I'm using PostgreSQL 14. Create the following table:
create table users
(
id serial primary key,
first_name varchar(255) not null,
last_name varchar(255) not null
);
insert into users(first_name, last_name) values ('a', 'a');
These two statements when executed in two separate concurrent transactions, with isolation level set to SERIALIZABLE, conflict. The transaction started later will:
begin isolation level serializable;
update users set first_name = 'aa' where first_name = 'a';
commit;
-- Concurrently, note it operates on last_name instead
begin isolation level serializable;
update users set last_name = 'aa' where last_name = 'a';
commit;
Why is that? It seems to me allowing both transactions to proceed wouldn't violate any non-serializability invariants (these transactions can be executed in any order, and the result will be the same), or create any phenomena disallowed by lower isolation levels.
Is it because isolation levels are implemented with whole row locks, and it's a leaking implementation?
these transactions can be executed in any order, and the result will be the same
In order, yes. Concurrently, with their results serialized after the fact, no.
In Postgres MVCC an update
is really a delete
and an insert
. It marks the old version of the row for deletion and inserts a new one, elsewhere. Your two concurrent transactions agree the old row version has to be deleted but if they were to finish, they'd leave two distinct "latest" row versions. Those are full rows, not just field/cell deltas you could resolve and merge.
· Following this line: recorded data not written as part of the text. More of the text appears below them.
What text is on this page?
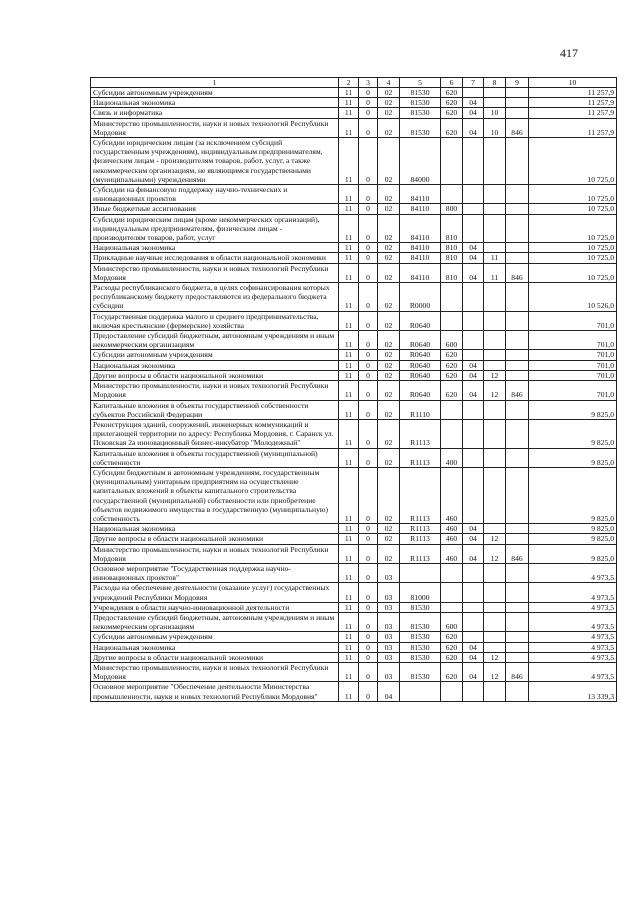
417
1	2	3	4	5	6	7	8	9	10
Субсидии автономным учреждениям	11	0	02	81530	620				11 257,9
Национальная экономика	11	0	02	81530	620	04			11 257,9
Связь и информатика	11	0	02	81530	620	04	10		11 257,9
Министерство промышленности, науки и новых технологий Республики Мордовия	11	0	02	81530	620	04	10	846	11 257,9
Субсидии юридическим лицам (за исключением субсидий государственным учреждениям), индивидуальным предпринимателям, физическим лицам - производителям товаров, работ, услуг, а также некоммерческим организациям, не являющимся государственными (муниципальными) учреждениями	11	0	02	84000					10 725,0
Субсидии на финансовую поддержку научно-технических и инновационных проектов	11	0	02	84110					10 725,0
Иные бюджетные ассигнования	11	0	02	84110	800				10 725,0
Субсидии юридическим лицам (кроме некоммерческих организаций), индивидуальным предпринимателям, физическим лицам - производителям товаров, работ, услуг	11	0	02	84110	810				10 725,0
Национальная экономика	11	0	02	84110	810	04			10 725,0
Прикладные научные исследования в области национальной экономики	11	0	02	84110	810	04	11		10 725,0
Министерство промышленности, науки и новых технологий Республики Мордовия	11	0	02	84110	810	04	11	846	10 725,0
Расходы республиканского бюджета, в целях софинансирования которых республиканскому бюджету предоставляются из федерального бюджета субсидии	11	0	02	R0000					10 526,0
Государственная поддержка малого и среднего предпринимательства, включая крестьянские (фермерские) хозяйства	11	0	02	R0640					701,0
Предоставление субсидий бюджетным, автономным учреждениям и иным некоммерческим организациям	11	0	02	R0640	600				701,0
Субсидии автономным учреждениям	11	0	02	R0640	620				701,0
Национальная экономика	11	0	02	R0640	620	04			701,0
Другие вопросы в области национальной экономики	11	0	02	R0640	620	04	12		701,0
Министерство промышленности, науки и новых технологий Республики Мордовия	11	0	02	R0640	620	04	12	846	701,0
Капитальные вложения в объекты государственной собственности субъектов Российской Федерации	11	0	02	R1110					9 825,0
Реконструкция зданий, сооружений, инженерных коммуникаций и прилегающей территории по адресу: Республика Мордовия, г. Саранск ул. Псковская 2а инновационный бизнес-инкубатор "Молодежный"	11	0	02	R1113					9 825,0
Капитальные вложения в объекты государственной (муниципальной) собственности	11	0	02	R1113	400				9 825,0
Субсидии бюджетным и автономным учреждениям, государственным (муниципальным) унитарным предприятиям на осуществление капитальных вложений в объекты капитального строительства государственной (муниципальной) собственности или приобретение объектов недвижимого имущества в государственную (муниципальную) собственность	11	0	02	R1113	460				9 825,0
Национальная экономика	11	0	02	R1113	460	04			9 825,0
Другие вопросы в области национальной экономики	11	0	02	R1113	460	04	12		9 825,0
Министерство промышленности, науки и новых технологий Республики Мордовия	11	0	02	R1113	460	04	12	846	9 825,0
Основное мероприятие "Государственная поддержка научно-инновационных проектов"	11	0	03						4 973,5
Расходы на обеспечение деятельности (оказание услуг) государственных учреждений Республики Мордовия	11	0	03	81000					4 973,5
Учреждения в области научно-инновационной деятельности	11	0	03	81530					4 973,5
Предоставление субсидий бюджетным, автономным учреждениям и иным некоммерческим организациям	11	0	03	81530	600				4 973,5
Субсидии автономным учреждениям	11	0	03	81530	620				4 973,5
Национальная экономика	11	0	03	81530	620	04			4 973,5
Другие вопросы в области национальной экономики	11	0	03	81530	620	04	12		4 973,5
Министерство промышленности, науки и новых технологий Республики Мордовия	11	0	03	81530	620	04	12	846	4 973,5
Основное мероприятие "Обеспечение деятельности Министерства промышленности, науки и новых технологий Республики Мордовия"	11	0	04						13 339,3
If you run these transactions in order, the second one reads then invalidates the output from the first one - before writing its own. Concurrently, serializable
doesn't attempt to feed them into one another, it just sees they're both modifying the same row and doesn't even care how.
Even if both transactions do a neutral non-update (assuming no intervening rule
s and trigger
s):
update users set first_name=first_name;
Regardless of whether they tried to self-rewrite the same column or a different one, this is still non-serializable. No conflict resolution is attempted, no auto-merging of deltas.
Is it because isolation levels are implemented with whole row locks, and it's a leaking implementation?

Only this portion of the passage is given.